Kenya, South Sudan ink oil pipeline deal

Kenya and South Sudan governments have signed an agreement that will allow for the construction of an oil pipeline connecting the two countries.

Kenya and South Sudan governments have signed an agreement that will allow for the construction of an oil pipeline connecting the two countries.

A statement from (Kenya’s) Prime Minister Raila Odinga’s office issued in Nairobi on Wednesday said the agreement which was reached late Tuesday will allow the construction of an oil pipeline and fibre optic connections between the oil fields in the world’s newest country and Kenya’s port town of Lamu.

“The pipeline will be developed through Kenyan territory and will be built and owned by South Sudan. The two countries will negotiate and agree on transit fees for the oil pipeline,” the statement said.

“The agreement signed in Juba on Tuesday  and witnessed by (Kenya’s) Prime Minister Raila Odinga and the President of South Sudan Salva Kiir will allow the development of an oil pipeline and fibre optic connections between the oil fields in South Sudan and the Kenyan port town of Lamu,” the statement said.

The latest deal comes as South Sudan begun shutting down its oil pipeline that runs through Sudan to the export terminal along the Red Sea coast worsening tensions between the two countries.

The closure followed South Sudan’s persistent oil row with Sudan. South Sudan’s Council of Ministers last week directed the Petroleum and Mining minister Stephen Dhieu Dau to execute the decision immediately.

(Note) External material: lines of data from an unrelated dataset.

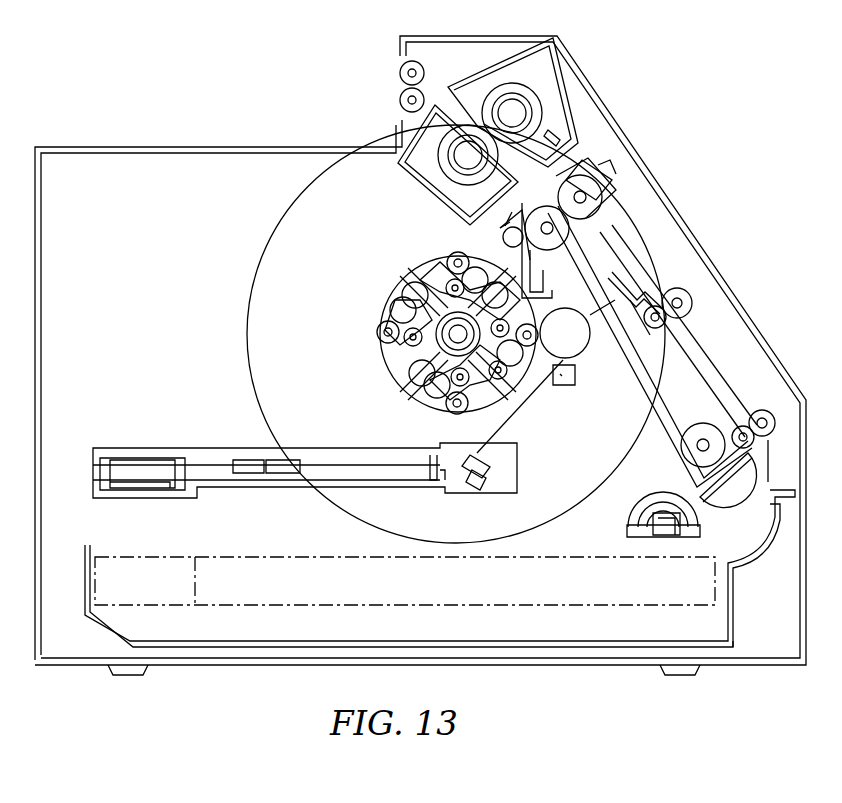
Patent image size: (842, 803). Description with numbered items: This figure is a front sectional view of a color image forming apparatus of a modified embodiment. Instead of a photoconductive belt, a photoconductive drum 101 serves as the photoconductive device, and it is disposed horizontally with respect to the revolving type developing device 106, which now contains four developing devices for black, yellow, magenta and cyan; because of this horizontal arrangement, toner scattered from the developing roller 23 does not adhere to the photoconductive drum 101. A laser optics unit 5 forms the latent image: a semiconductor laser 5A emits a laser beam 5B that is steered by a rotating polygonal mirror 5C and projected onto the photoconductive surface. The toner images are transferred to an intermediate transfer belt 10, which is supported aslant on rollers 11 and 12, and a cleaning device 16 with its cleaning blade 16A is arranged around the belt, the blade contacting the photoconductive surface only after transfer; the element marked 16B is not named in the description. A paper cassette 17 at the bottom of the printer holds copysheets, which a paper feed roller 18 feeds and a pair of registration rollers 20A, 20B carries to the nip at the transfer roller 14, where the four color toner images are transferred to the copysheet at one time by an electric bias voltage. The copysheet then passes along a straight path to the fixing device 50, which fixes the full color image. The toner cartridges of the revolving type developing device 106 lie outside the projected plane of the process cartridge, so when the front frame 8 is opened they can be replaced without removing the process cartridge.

The laser optics unit 5 is at (145, 448).
The semiconductor laser 5A is at (108, 470).
The laser beam 5B is at (148, 490).
The polygonal mirror 5C is at (258, 458).
The front frame 8 is at (632, 130).
The intermediate transfer belt 10 is at (755, 412).
The roller 11 is at (560, 240).
The roller 12 is at (690, 440).
The transfer roller 14 is at (606, 186).
The cleaning device 16 is at (490, 262).
The cleaning blade 16A is at (500, 240).
The roller 16B is at (508, 230).
The paper cassette 17 is at (733, 645).
The paper feed roller 18 is at (703, 520).
The registration roller 20A is at (692, 300).
The registration roller 20B is at (668, 318).
The developing roller 23 is at (445, 413).
The fixing device 50 is at (540, 102).
The photoconductive drum 101 is at (592, 310).
The revolving type developing device 106 is at (378, 296).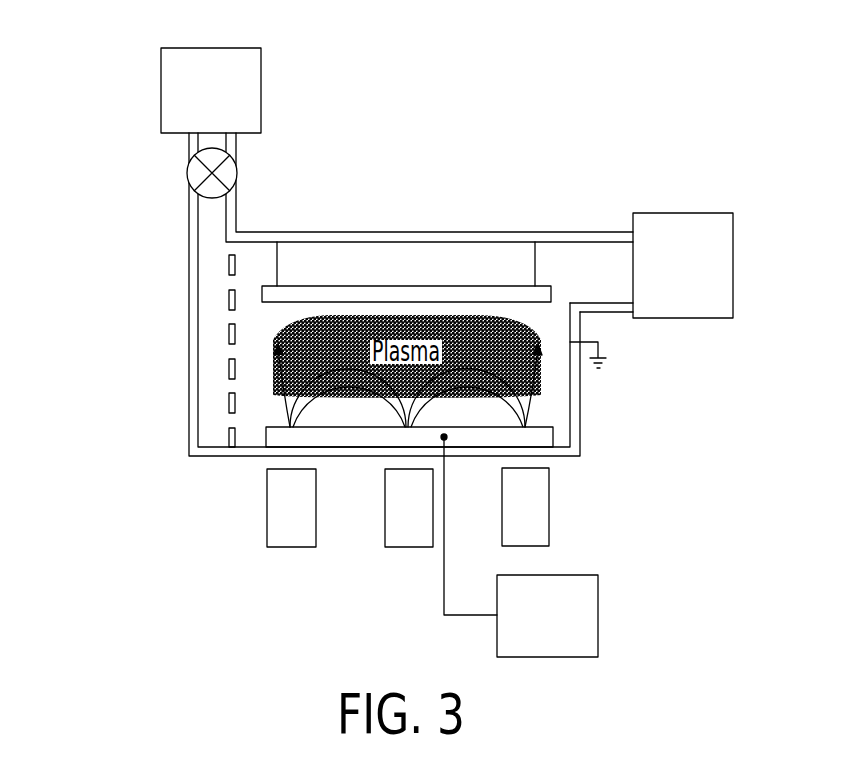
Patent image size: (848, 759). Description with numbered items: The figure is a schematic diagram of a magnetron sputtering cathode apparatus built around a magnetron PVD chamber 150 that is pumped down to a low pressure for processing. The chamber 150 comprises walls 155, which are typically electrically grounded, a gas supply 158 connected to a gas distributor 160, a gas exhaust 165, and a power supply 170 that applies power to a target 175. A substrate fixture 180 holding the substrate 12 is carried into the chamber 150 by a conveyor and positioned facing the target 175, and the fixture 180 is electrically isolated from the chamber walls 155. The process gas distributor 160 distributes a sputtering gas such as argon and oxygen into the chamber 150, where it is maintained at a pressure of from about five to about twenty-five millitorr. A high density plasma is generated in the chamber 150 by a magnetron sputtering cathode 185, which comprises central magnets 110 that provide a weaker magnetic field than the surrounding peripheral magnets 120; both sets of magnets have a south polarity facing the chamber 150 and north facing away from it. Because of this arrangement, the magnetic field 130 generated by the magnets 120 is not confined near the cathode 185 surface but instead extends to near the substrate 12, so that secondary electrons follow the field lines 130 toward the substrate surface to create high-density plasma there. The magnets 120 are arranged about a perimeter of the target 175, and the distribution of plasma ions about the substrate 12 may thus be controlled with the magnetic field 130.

The decision comes in the wake of deteriorating relations with Sudan, with South Sudan accusing her northern neighbour of stealing its oil destined to potential buyers overseas and constructing a secret pipeline to divert her oil.

South Sudan, which broke away from Sudan last July to form the world’s newest country, must pump its oil through Sudan’s pipelines.

However, the two countries have never agreed on the transit fees that South Sudan should pay Khartoum. Odinga on Tuesday said quick resolution of the dispute over oil pipeline was good for the region which needs peace in order to develop.

“The region needs peace for economic development,” he said in a brief statement before he left for Juba.